Years ago when I sold art supplies, I came across pictures and a short description of one work of art that always inspires and humbles me. It has become a lodestone of sorts, a compass pointing in me in the direction of devotion to vision and to craft, and away from superficial distractions.
That work, just barely glimpsed above, in it's original installation in the artist's renting garage, is The Throne of the Third Heaven of the Nation's Millennium General Assembly by James Hampton.
By all accounts, Hampton was an unassuming man, a WWII era veteran, who returned stateside to work as a janitor in Federal buildings in D.C. . A lifelong bachelor, from a religious southern black family, descriptions of him by contemporaries sound like descriptions of recently apprehended serial killers. "Quiet," "Nice," these are the words that neighbors and coworkers would use to describe him. But secretly he was someone else. Yet instead of being the diabolical fiend, we might conjure up with images of such a loner... he was something else indeed...

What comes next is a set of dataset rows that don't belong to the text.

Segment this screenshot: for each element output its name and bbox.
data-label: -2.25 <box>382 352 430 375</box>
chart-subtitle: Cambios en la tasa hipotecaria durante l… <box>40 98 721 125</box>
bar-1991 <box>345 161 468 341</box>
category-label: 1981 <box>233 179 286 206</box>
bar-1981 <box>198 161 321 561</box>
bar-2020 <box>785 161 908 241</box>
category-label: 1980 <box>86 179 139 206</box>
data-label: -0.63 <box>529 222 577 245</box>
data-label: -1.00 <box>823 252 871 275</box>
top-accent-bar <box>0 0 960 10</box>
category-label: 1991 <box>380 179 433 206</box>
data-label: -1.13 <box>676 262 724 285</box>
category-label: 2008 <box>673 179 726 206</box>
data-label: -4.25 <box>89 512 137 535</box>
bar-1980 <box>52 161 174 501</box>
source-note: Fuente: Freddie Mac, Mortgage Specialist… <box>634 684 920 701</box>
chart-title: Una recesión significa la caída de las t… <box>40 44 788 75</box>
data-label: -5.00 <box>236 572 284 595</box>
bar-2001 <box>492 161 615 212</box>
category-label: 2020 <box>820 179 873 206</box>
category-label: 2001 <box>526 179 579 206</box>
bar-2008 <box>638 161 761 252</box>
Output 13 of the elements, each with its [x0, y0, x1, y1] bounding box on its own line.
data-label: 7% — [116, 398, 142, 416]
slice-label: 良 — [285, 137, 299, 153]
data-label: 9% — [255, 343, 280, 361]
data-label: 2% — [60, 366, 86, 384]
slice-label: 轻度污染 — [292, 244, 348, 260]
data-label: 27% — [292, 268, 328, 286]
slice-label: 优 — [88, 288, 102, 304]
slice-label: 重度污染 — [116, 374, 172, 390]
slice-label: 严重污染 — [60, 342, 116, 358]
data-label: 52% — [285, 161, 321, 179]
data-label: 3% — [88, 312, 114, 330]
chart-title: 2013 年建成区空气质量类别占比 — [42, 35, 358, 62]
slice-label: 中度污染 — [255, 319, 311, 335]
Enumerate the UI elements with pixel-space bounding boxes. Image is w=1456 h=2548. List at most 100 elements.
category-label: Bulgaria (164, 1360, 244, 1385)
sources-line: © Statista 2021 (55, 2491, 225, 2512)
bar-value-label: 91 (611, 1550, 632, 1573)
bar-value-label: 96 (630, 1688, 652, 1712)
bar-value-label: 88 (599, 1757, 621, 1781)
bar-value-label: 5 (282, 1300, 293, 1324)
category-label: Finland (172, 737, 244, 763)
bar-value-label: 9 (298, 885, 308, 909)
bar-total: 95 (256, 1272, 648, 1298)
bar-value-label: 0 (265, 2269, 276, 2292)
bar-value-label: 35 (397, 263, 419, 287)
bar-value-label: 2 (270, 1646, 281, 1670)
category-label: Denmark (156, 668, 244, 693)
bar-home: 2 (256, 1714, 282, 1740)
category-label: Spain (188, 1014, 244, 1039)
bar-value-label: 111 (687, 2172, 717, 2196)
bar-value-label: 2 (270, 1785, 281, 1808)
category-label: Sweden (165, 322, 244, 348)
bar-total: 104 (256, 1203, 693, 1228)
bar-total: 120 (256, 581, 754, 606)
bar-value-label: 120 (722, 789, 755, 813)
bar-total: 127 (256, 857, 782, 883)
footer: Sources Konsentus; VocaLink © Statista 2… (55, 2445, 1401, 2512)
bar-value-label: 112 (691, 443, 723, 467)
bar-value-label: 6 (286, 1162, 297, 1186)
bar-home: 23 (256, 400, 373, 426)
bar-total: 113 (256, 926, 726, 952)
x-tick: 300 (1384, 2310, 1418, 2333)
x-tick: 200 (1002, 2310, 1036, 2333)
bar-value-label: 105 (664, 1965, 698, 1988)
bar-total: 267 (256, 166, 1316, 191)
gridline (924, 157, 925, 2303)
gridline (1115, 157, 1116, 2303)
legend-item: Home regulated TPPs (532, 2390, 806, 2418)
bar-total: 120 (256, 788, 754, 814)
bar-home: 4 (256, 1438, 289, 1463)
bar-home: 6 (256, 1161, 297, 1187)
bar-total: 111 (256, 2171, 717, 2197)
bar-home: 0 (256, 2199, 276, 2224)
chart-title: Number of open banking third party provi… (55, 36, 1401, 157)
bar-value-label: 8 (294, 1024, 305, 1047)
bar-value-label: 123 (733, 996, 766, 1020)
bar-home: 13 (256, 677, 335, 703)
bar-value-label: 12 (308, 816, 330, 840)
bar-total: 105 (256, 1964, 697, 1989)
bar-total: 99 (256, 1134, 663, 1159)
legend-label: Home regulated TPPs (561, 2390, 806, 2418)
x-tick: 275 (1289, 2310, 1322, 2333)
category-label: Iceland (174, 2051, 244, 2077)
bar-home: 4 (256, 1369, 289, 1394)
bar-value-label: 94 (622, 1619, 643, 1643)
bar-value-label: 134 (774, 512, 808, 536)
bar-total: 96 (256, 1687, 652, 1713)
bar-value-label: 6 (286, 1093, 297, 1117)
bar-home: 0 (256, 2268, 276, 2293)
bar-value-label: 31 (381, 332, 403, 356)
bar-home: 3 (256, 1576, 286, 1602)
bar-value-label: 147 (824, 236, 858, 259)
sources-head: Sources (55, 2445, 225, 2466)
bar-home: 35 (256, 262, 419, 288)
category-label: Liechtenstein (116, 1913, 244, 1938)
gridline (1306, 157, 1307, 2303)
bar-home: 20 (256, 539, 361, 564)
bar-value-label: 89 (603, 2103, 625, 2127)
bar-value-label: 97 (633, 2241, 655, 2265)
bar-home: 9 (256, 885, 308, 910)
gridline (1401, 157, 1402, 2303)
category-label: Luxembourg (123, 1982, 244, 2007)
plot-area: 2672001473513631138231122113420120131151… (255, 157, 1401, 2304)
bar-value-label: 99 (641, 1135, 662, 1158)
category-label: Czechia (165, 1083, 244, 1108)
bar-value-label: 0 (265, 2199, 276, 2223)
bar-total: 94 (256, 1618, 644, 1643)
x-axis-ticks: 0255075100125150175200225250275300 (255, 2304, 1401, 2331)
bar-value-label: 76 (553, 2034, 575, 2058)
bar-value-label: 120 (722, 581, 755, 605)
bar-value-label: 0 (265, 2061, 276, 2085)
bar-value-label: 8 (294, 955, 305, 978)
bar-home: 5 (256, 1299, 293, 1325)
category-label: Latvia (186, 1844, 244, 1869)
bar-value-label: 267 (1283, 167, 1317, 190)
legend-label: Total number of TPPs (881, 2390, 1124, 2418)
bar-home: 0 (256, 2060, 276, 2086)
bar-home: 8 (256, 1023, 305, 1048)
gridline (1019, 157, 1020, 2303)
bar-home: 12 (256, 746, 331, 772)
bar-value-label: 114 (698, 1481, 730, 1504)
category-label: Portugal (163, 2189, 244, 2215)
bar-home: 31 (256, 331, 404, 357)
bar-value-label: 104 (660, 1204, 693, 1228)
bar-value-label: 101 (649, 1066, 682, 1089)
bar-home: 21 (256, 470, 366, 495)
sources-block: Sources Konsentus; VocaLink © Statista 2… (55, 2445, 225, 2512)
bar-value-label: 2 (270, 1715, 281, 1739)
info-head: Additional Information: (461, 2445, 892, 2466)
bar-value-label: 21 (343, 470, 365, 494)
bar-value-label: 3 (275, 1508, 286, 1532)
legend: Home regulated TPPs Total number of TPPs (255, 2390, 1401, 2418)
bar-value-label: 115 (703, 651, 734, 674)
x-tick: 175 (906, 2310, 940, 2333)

Mr. Hampton created this installation, driven by what he perceived to be mystical visions, crafted out of detritus of modern life he gathered as a janitor. Much of the gilding and silver-plating you think you see on the surface of this work is in fact the foil inner wrapping of cigarette packs...
The Throne has for sometime rightly been on display at the Smithsonian. I first came across it in a book on contemporary African-American art. Many commentators regard it as Outsider art, citing Hampton's lack of involvement with the Art community overtly, and implicity referencing his mystical visions and religious motivation. Personally, I think all these attempts at categorization are limiting and ghetto-izing.
Like Notre Dame or Ankor Watt, the Throne is a great work of art. Simply taken on it's own. The fact that this is one man's lifework, using that phrase with a specificity which is rare in this day age, is only more awe-inspiring.